I see people where I work not do this, and it drives me crazy. Our director of engineering will literally add tickets for himself to do things that would take less time to just do. At least I hear "I took a page from your book and messaged the person instead of adding a ticket for myself to message them" often, which is a good sign.
I've done this. It irks me too, but sometimes I'm in organizational mode, and sometimes I'm in execution mode. :)
Also, I work in an environment[0] where all work is required to go through the formal tracker documentation flow (and all code changes must be approved by a second party).
So the ticket step is non-optional, and in fact required before work can begin -- we name branches with the ticket ID, so that Pivotal[1] can track the GitHub lifecycle.
[0] PCI-DSS, SOC 2, etc
[1] RIP :(
Yes, I totally agree. The point of processes is to enable a company to manage huge amounts of potential work. Sometimes, processes can get in the way of just doing the simple thing we all know needs to be done.
Buuuut, I've been on the other side of that, too. Someone asks me to make some change. Sure! That's a reasonable idea and it would improve things. Making the change would take about 20 minutes. However, 437 different systems expect that thing to have its current behavior, and updating them to use the new behavior would be quite the project. In a vacuum, the change is simple and shouldn't take long to implement. Not many things operate in a vacuum, though.

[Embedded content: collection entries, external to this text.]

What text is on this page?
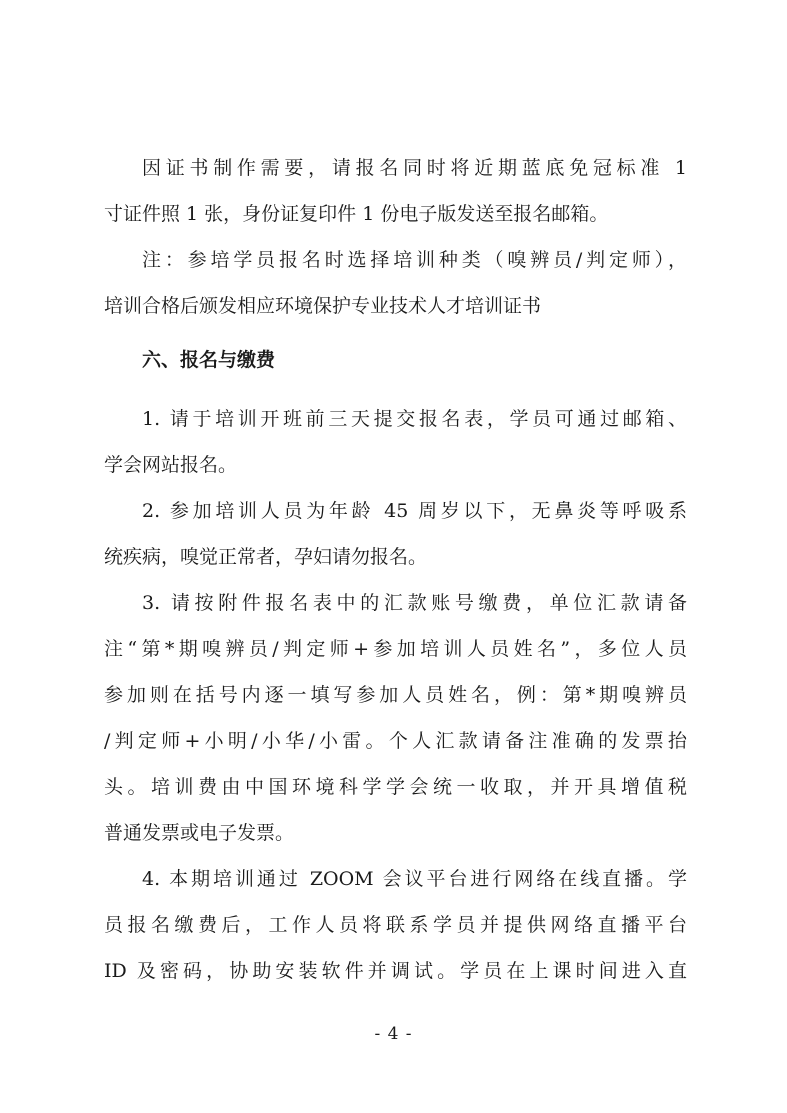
因证书制作需要，请报名同时将近期蓝底免冠标准 1
寸证件照 1 张，身份证复印件 1 份电子版发送至报名邮箱。
注：参培学员报名时选择培训种类（嗅辨员/判定师），
培训合格后颁发相应环境保护专业技术人才培训证书
六、报名与缴费
1. 请于培训开班前三天提交报名表，学员可通过邮箱、
学会网站报名。
2. 参加培训人员为年龄 45 周岁以下，无鼻炎等呼吸系
统疾病，嗅觉正常者，孕妇请勿报名。
3. 请按附件报名表中的汇款账号缴费，单位汇款请备
注“第*期嗅辨员/判定师+参加培训人员姓名”，多位人员
参加则在括号内逐一填写参加人员姓名，例：第*期嗅辨员
/判定师+小明/小华/小雷。个人汇款请备注准确的发票抬
头。培训费由中国环境科学学会统一收取，并开具增值税
普通发票或电子发票。
4. 本期培训通过 ZOOM 会议平台进行网络在线直播。学
员报名缴费后，工作人员将联系学员并提供网络直播平台
ID 及密码，协助安装软件并调试。学员在上课时间进入直
- 4 -
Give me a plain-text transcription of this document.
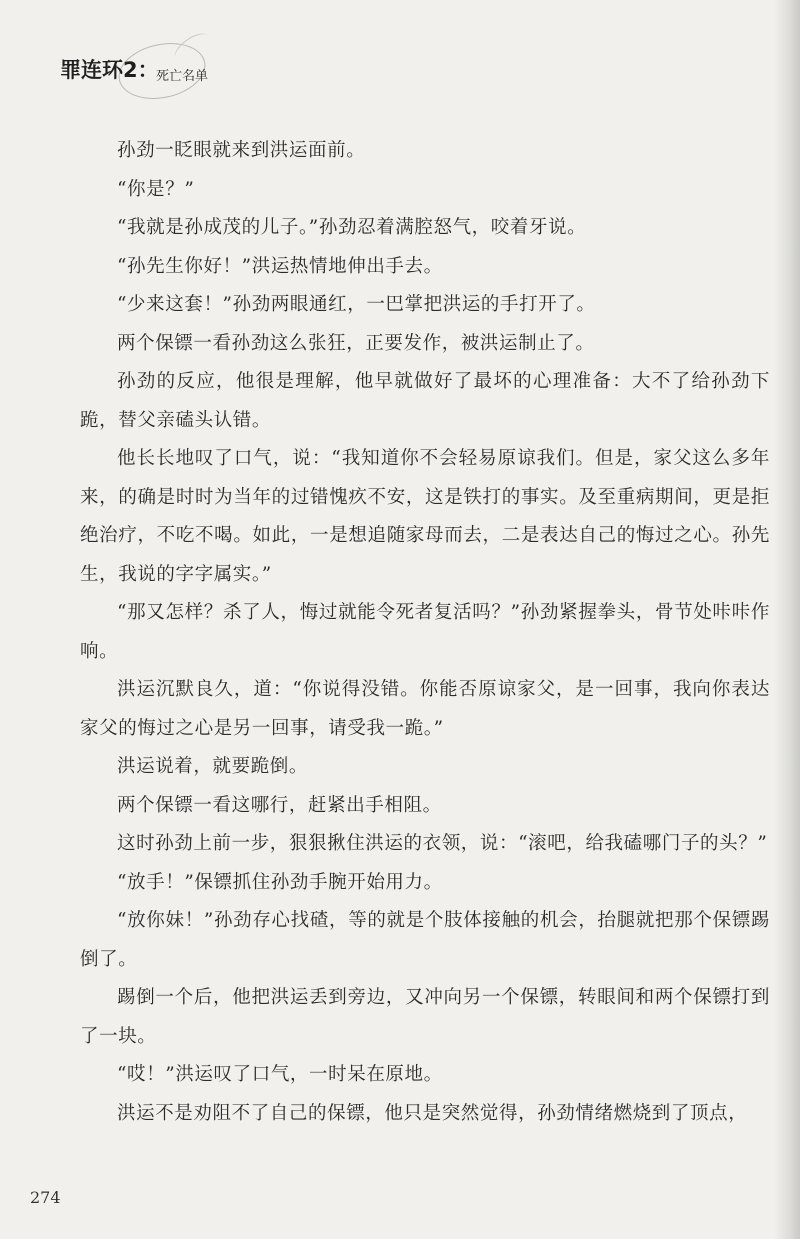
罪连环2：
死亡名单

孙劲一眨眼就来到洪运面前。

“你是？”

“我就是孙成茂的儿子。”孙劲忍着满腔怒气，咬着牙说。

“孙先生你好！”洪运热情地伸出手去。

“少来这套！”孙劲两眼通红，一巴掌把洪运的手打开了。

两个保镖一看孙劲这么张狂，正要发作，被洪运制止了。

孙劲的反应，他很是理解，他早就做好了最坏的心理准备：大不了给孙劲下跪，替父亲磕头认错。

他长长地叹了口气，说：“我知道你不会轻易原谅我们。但是，家父这么多年来，的确是时时为当年的过错愧疚不安，这是铁打的事实。及至重病期间，更是拒绝治疗，不吃不喝。如此，一是想追随家母而去，二是表达自己的悔过之心。孙先生，我说的字字属实。”

“那又怎样？杀了人，悔过就能令死者复活吗？”孙劲紧握拳头，骨节处咔咔作响。

洪运沉默良久，道：“你说得没错。你能否原谅家父，是一回事，我向你表达家父的悔过之心是另一回事，请受我一跪。”

洪运说着，就要跪倒。

两个保镖一看这哪行，赶紧出手相阻。

这时孙劲上前一步，狠狠揪住洪运的衣领，说：“滚吧，给我磕哪门子的头？”

“放手！”保镖抓住孙劲手腕开始用力。

“放你妹！”孙劲存心找碴，等的就是个肢体接触的机会，抬腿就把那个保镖踢倒了。

踢倒一个后，他把洪运丢到旁边，又冲向另一个保镖，转眼间和两个保镖打到了一块。

“哎！”洪运叹了口气，一时呆在原地。

洪运不是劝阻不了自己的保镖，他只是突然觉得，孙劲情绪燃烧到了顶点，

274
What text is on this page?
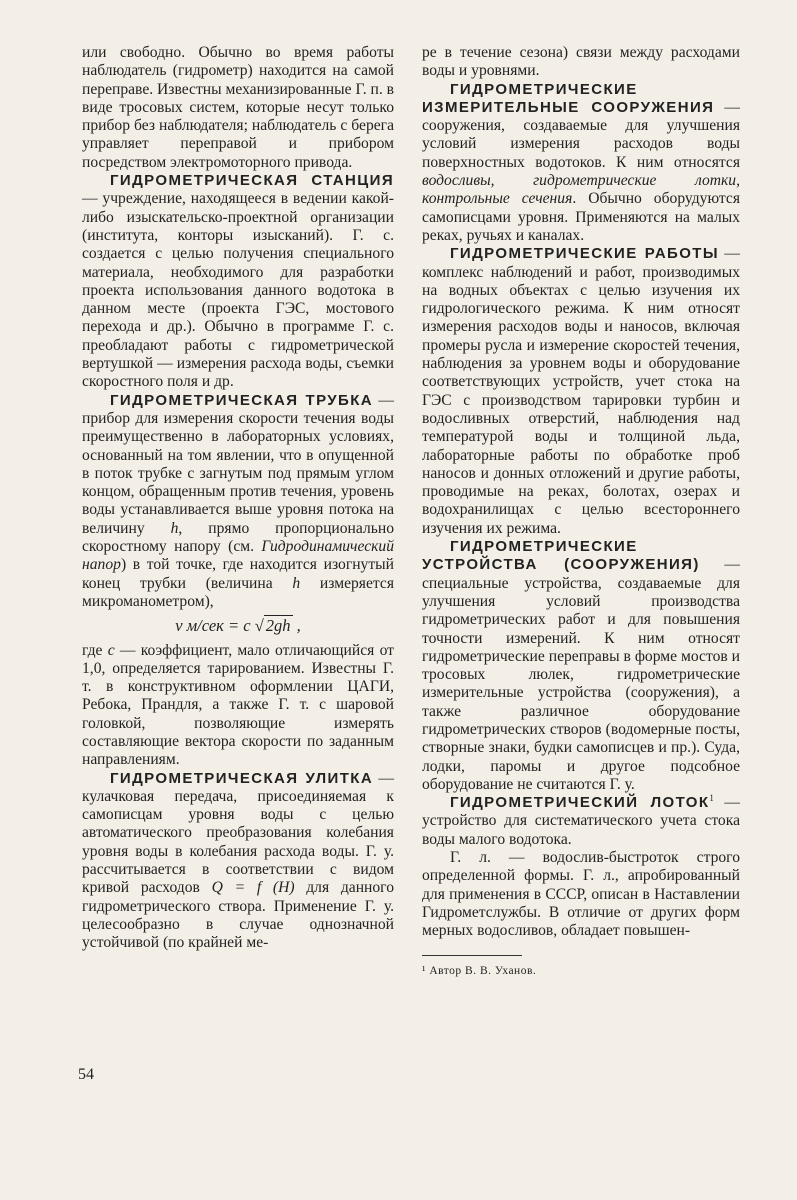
или свободно. Обычно во время работы наблюдатель (гидрометр) находится на самой переправе. Известны механизированные Г. п. в виде тросовых систем, которые несут только прибор без наблюдателя; наблюдатель с берега управляет переправой и прибором посредством электромоторного привода.

ГИДРОМЕТРИЧЕСКАЯ СТАНЦИЯ — учреждение, находящееся в ведении какой-либо изыскательско-проектной организации (института, конторы изысканий). Г. с. создается с целью получения специального материала, необходимого для разработки проекта использования данного водотока в данном месте (проекта ГЭС, мостового перехода и др.). Обычно в программе Г. с. преобладают работы с гидрометрической вертушкой — измерения расхода воды, съемки скоростного поля и др.

ГИДРОМЕТРИЧЕСКАЯ ТРУБКА — прибор для измерения скорости течения воды преимущественно в лабораторных условиях, основанный на том явлении, что в опущенной в поток трубке с загнутым под прямым углом концом, обращенным против течения, уровень воды устанавливается выше уровня потока на величину h, прямо пропорционально скоростному напору (см. Гидродинамический напор) в той точке, где находится изогнутый конец трубки (величина h измеряется микроманометром),

v м/сек = c √ 2gh ,

где c — коэффициент, мало отличающийся от 1,0, определяется тарированием. Известны Г. т. в конструктивном оформлении ЦАГИ, Ребока, Прандля, а также Г. т. с шаровой головкой, позволяющие измерять составляющие вектора скорости по заданным направлениям.

ГИДРОМЕТРИЧЕСКАЯ УЛИТКА — кулачковая передача, присоединяемая к самописцам уровня воды с целью автоматического преобразования колебания уровня воды в колебания расхода воды. Г. у. рассчитывается в соответствии с видом кривой расходов Q = f (H) для данного гидрометрического створа. Применение Г. у. целесообразно в случае однозначной устойчивой (по крайней ме-

ре в течение сезона) связи между расходами воды и уровнями.

ГИДРОМЕТРИЧЕСКИЕ ИЗМЕРИТЕЛЬНЫЕ СООРУЖЕНИЯ — сооружения, создаваемые для улучшения условий измерения расходов воды поверхностных водотоков. К ним относятся водосливы, гидрометрические лотки, контрольные сечения. Обычно оборудуются самописцами уровня. Применяются на малых реках, ручьях и каналах.

ГИДРОМЕТРИЧЕСКИЕ РАБОТЫ — комплекс наблюдений и работ, производимых на водных объектах с целью изучения их гидрологического режима. К ним относят измерения расходов воды и наносов, включая промеры русла и измерение скоростей течения, наблюдения за уровнем воды и оборудование соответствующих устройств, учет стока на ГЭС с производством тарировки турбин и водосливных отверстий, наблюдения над температурой воды и толщиной льда, лабораторные работы по обработке проб наносов и донных отложений и другие работы, проводимые на реках, болотах, озерах и водохранилищах с целью всестороннего изучения их режима.

ГИДРОМЕТРИЧЕСКИЕ УСТРОЙСТВА (СООРУЖЕНИЯ) — специальные устройства, создаваемые для улучшения условий производства гидрометрических работ и для повышения точности измерений. К ним относят гидрометрические переправы в форме мостов и тросовых люлек, гидрометрические измерительные устройства (сооружения), а также различное оборудование гидрометрических створов (водомерные посты, створные знаки, будки самописцев и пр.). Суда, лодки, паромы и другое подсобное оборудование не считаются Г. у.

ГИДРОМЕТРИЧЕСКИЙ ЛОТОК$^1$ — устройство для систематического учета стока воды малого водотока.

Г. л. — водослив-быстроток строго определенной формы. Г. л., апробированный для применения в СССР, описан в Наставлении Гидрометслужбы. В отличие от других форм мерных водосливов, обладает повышен-

¹ Автор В. В. Уханов.

54
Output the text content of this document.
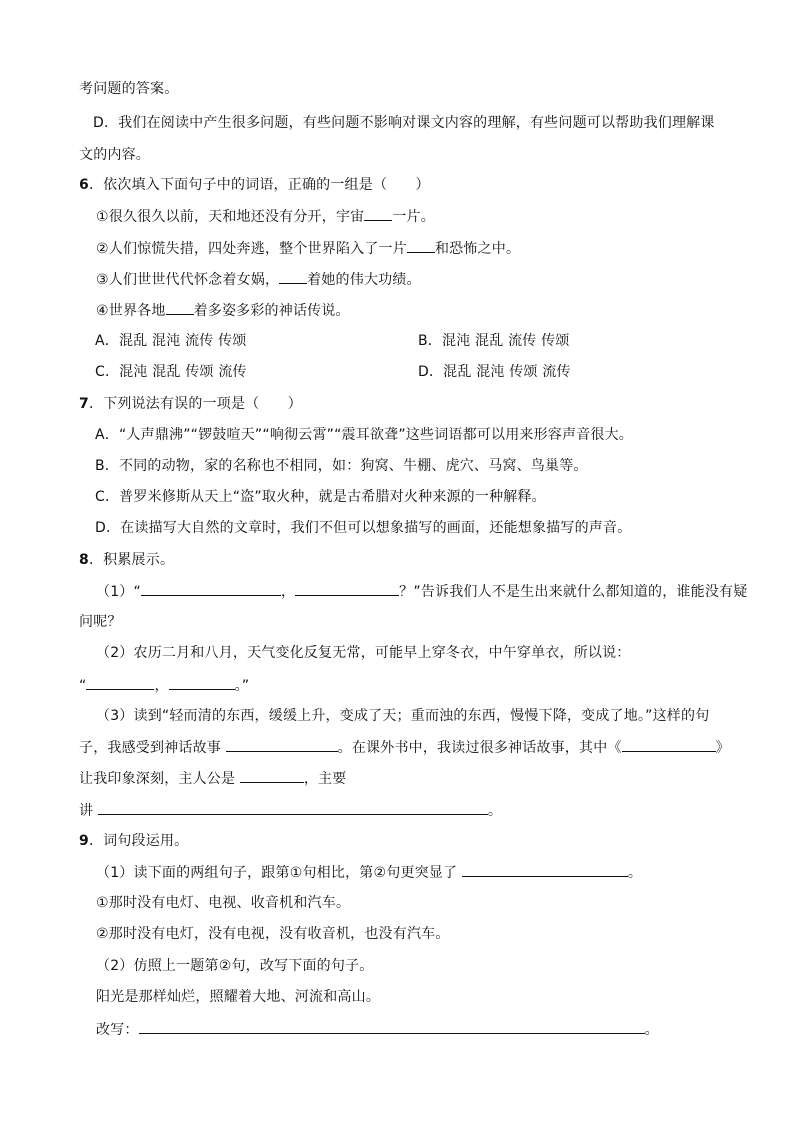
考问题的答案。
D．我们在阅读中产生很多问题，有些问题不影响对课文内容的理解，有些问题可以帮助我们理解课
文的内容。
6．依次填入下面句子中的词语，正确的一组是（　　）
①很久很久以前，天和地还没有分开，宇宙 一片。
②人们惊慌失措，四处奔逃，整个世界陷入了一片 和恐怖之中。
③人们世世代代怀念着女娲， 着她的伟大功绩。
④世界各地 着多姿多彩的神话传说。
A．混乱 混沌 流传 传颂	B．混沌 混乱 流传 传颂
C．混沌 混乱 传颂 流传	D．混乱 混沌 传颂 流传
7．下列说法有误的一项是（　　）
A．“人声鼎沸”“锣鼓喧天”“响彻云霄”“震耳欲聋”这些词语都可以用来形容声音很大。
B．不同的动物，家的名称也不相同，如：狗窝、牛棚、虎穴、马窝、鸟巢等。
C．普罗米修斯从天上“盗”取火种，就是古希腊对火种来源的一种解释。
D．在读描写大自然的文章时，我们不但可以想象描写的画面，还能想象描写的声音。
8．积累展示。
（1）“	，	？”告诉我们人不是生出来就什么都知道的，谁能没有疑
问呢？
（2）农历二月和八月，天气变化反复无常，可能早上穿冬衣，中午穿单衣，所以说：
“	，	。”
（3）读到“轻而清的东西，缓缓上升，变成了天；重而浊的东西，慢慢下降，变成了地。”这样的句
子，我感受到神话故事	。在课外书中，我读过很多神话故事，其中《	》
让我印象深刻，主人公是	，主要
讲	。
9．词句段运用。
（1）读下面的两组句子，跟第①句相比，第②句更突显了	。
①那时没有电灯、电视、收音机和汽车。
②那时没有电灯，没有电视，没有收音机，也没有汽车。
（2）仿照上一题第②句，改写下面的句子。
阳光是那样灿烂，照耀着大地、河流和高山。
改写：	。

For example, it would take like 5 minutes to do a "find all" in the Nginx source code and fix the misspelling of "referrer" as "referer". It would take a lot longer to update the standards with the correct spelling, and every client and other server to use it, would be slightly more challenging.
I'm talking about things like fixing a typo, where it literally takes multiple times the work to write the ticket than to grep for it, fix it, and push a PR.